China has advanced its AI capabilities with the introduction of Alibaba's Qwen Series, DeepSeek's R1, ManusAI, and Tencent's Hunyuan Turbo S, among others. This progress is due to China's aggressive investments in AI infrastructure, advanced computing capabilities, and state-sponsored research initiatives.

The low-cost model, developed in two months with a budget of less than $6 million, stands in stark contrast to the $100 million that OpenAI reportedly spent on training its GPT-4 model.

Top AI organizations include OpenAI, Google, and Alibaba

The global AI race to build agentic capabilities and infrastructure has piqued the interest of the world's biggest tech companies and academic institutions.

In 2024, OpenAI emerged as the leading organisational contributor, releasing seven notable AI models and establishing itself as a key player in general purpose AI systems.

Google quickly followed with six significant model launches, reinforcing its long-standing leadership in machine learning (ML) innovation. Over the last decade, Google has maintained a dominant position, contributing a staggering 186 notable models since 2014—more than doubling the next player.

Meta and Microsoft have also been prolific, developing 82 and 39 models during the same time period, respectively.

On Saturday, Meta unveiled its latest suite of open-weight AI models under the Llama 4 family, including two new variants — Llama 4 Maverick and Llama 4 Scout — aimed at delivering personalized, multimodal systems.

Notably, Alibaba, which represents China's growing presence in foundational AI development, finished third in 2024 with four notable models. This represents a shift in the global innovation landscape, with Chinese firms not only scaling deployment but also contributing to cutting-edge research and model design.

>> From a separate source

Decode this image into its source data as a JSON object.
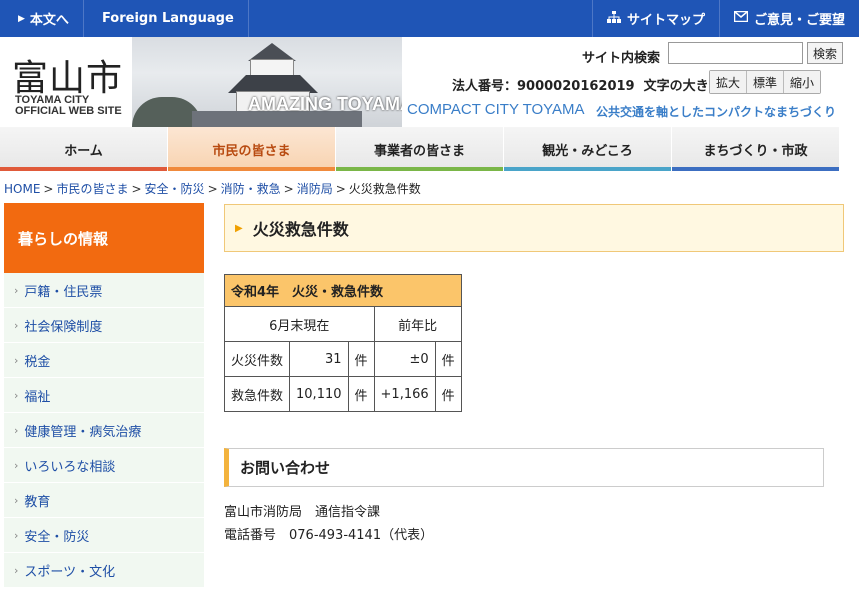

Since 2014, the most prolific academic institutions have been Carnegie Mellon University, Stanford University, and Tsinghua University, with 25, 25, and 22 notable models, respectively.

Amplifying AI research and patents

In addition to model quality, China is the world leader in AI research volume. In 2023, Chinese researchers accounted for 23.2% of all AI-related publications, compared to 15.2% in Europe and only 9.2% in India. Since 2016, China's share has steadily increased, while European contributions have declined and US publication output has plateaued.

Despite America's ban on AI chip supply, China has emerged as the world's second largest producer of AI models for text, images, video, and audio. China produced 36% of the world's 1,328 AI large language models (LLMs), second only to the United States.

While China dominates in volume, the United States retains an advantage in influence. Over the last three years, American institutions have contributed the vast majority of the top 100 most cited AI papers.